Permohonan tersebut dikabulkan oleh Pengadilan Belanda.
Helice juga mengajukan gugatan pokok perkara kepada Perusahaan di Pengadilan London. Pada 20 Januari, Pengadilan London mengabulkan eksepsi kompetensi absolut (challenge of jurisdiction) yang diajukan.
Namun, itu dengan pertimbangan, Pengadilan London tidak berwenang memeriksa gugatan itu. Kewenangan ada di LCIA.
Pada 16 Februari, Helice dan lessor lain yang berada dalam satu manajemen, yaitu Atterissage, mengajukan gugatan arbitrase di LCIA dan memperbaharui permohonan sita jaminan yang pernah diajukan sebelumnya. Sebulan kemudian, Garuda memberikan tanggapan terhadap gugatan dari Helice dan Atterissage.

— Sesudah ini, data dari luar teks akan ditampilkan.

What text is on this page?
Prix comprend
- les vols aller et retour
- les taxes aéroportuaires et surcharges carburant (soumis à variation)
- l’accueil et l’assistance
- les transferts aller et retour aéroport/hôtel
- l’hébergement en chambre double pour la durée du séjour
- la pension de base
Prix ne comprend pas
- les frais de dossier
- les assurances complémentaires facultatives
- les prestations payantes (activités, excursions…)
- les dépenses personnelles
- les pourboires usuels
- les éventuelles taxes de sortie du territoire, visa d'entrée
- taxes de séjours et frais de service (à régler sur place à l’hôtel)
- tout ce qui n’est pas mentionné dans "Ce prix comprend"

Kerugian yang dialami Garuda Indonesia terus membengkak pada semester I. Berdasarkan laporan keuangan perusahaan, rugi bersih maskapai nasional ini mencapai US$ 898,65 juta (Rp 12,82 triliun) dari periode sama tahun lalu US$ 712,72 juta (Rp 10,17 triliun).
Bengkaknya kerugian Garuda Indonesia pada semester I sejalan dengan total pendapatan usaha yang turun 24,04% menjadi US$ 696,8 juta. Omzet mayoritas masih berasal dari penerbangan berjadwal US$ 556,53 juta, namun anjlok 25,82%.
Garuda Indonesia mencatatkan total aset US$ 10,14 miliar per Juni atau turun dari US$ 10,78 miliar per Desember 2020. Ini terdiri dari aset lancar US$ 403,57 juta dan aset tidak lancar US$ 9,71 miliar.
Namun, total liabilitas Garuda Indonesia US$ 12,96 miliar per Juni, naik dari US$ 12,73 miliar per Desember 2020. Liabilitas jangka pendek US$ 5,05 miliar. Sedangkan jangka panjang US$ 7,9 miliar.
Lantaran total aset yang lebih kecil dari liabilitas, Garuda Indonesia mencatatkan ekuitas negatif US$ 2,84 miliar per Juni. Sedangkan per Desember 2020, ekuitas Garuda Indonesia juga sudah negatif US$ 1,94 miliar.